Thursday, June 04, 2009

Tapping up a rich Auntie

I'm sure there's never been an ideal time for the BBC to reveal how much it's paying its top radio talent but right now must be the worst time of all. The argument about having to pay top dollar in order to compete with offers from commercial rivals never did hold water. Where else could John Humphreys and Chris Moyles hope to earn a fraction of what they do presenting daily shows on a publicly-funded national broadcaster? But now that the commercial tide has gone out their, er, packages are going to look even more anomalous.

6 comments:

  1. Personally I'd rather not know what John Humphreys, Evan Davis, Adam & Joe and all the rest are being paid. It's bound to effect how we perceive those presenters and their programmes.

    ReplyDelete
  2. As my esteemed chum Mr M said in the pub last night, offer someone 100k a year to do Jonathan Ross' gig, they'd do it like a shot. I find it very hard to believe the Mail's estimate that Sara Cox is on 200k a year for one show a week.

    ReplyDelete
  3. When people want to hide their earnings it's usually guilt or embarrassment, whatever they say.

    ReplyDelete
  4. Is that what Mel Smith looks like now? Christ.

    ReplyDelete
  5. hearing that news presenter gets 93K a year was surprising I had to look her up to find who she is and I still can't remember her name.

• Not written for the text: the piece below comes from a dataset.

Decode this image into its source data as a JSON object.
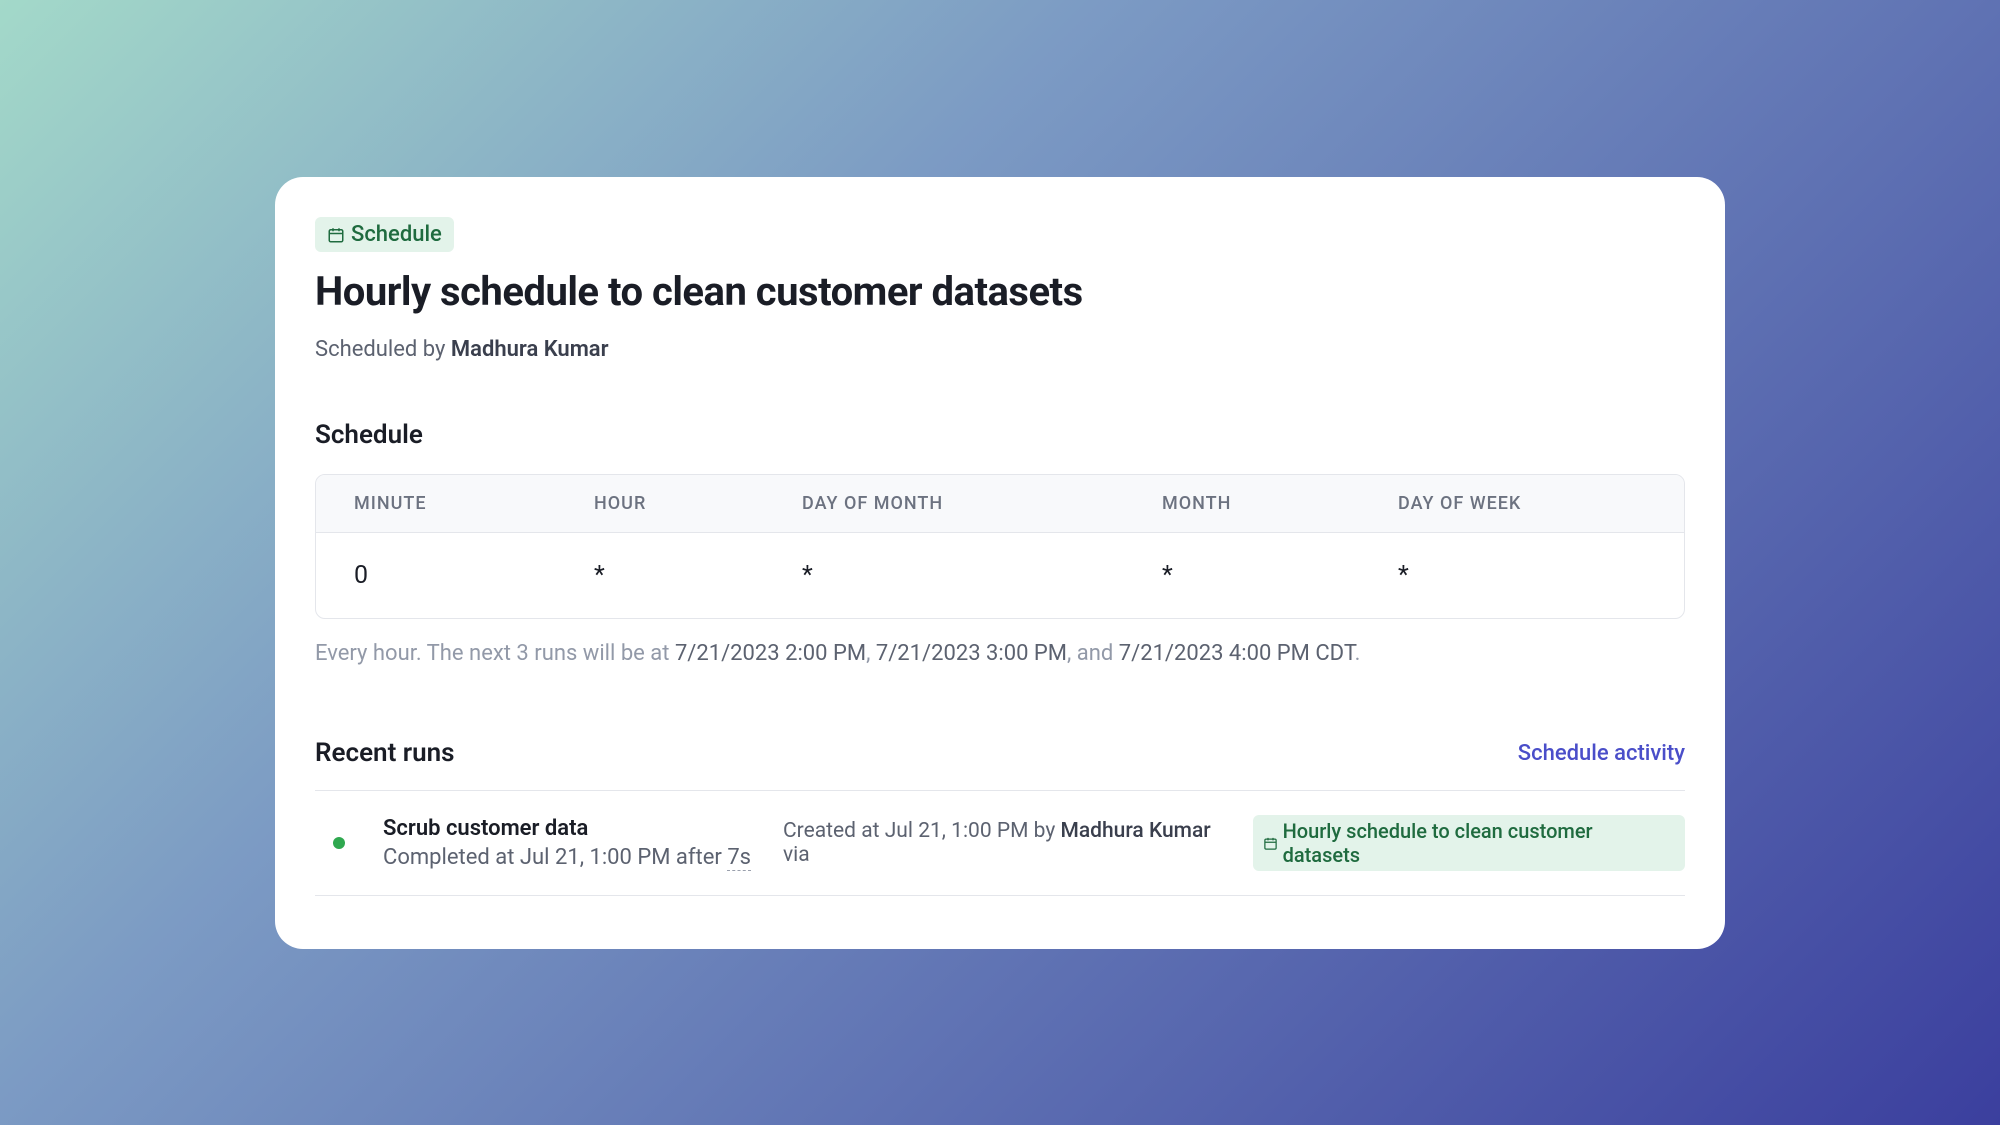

The market argument is nonsense.

    ReplyDelete
  6. Terry Wogan has this millions-strong secret society thing going on, though. They even have their own language and he fosters such a sense of belonging, so I suppose he is probably worth most of what they're paying him.

    Personally I can't understand a word he's going on about, and find it very hard to find anything worth listening to in the morning. Radio 3 should bring back Andy Kershaw and put him on the breakfast show- he was a true talent.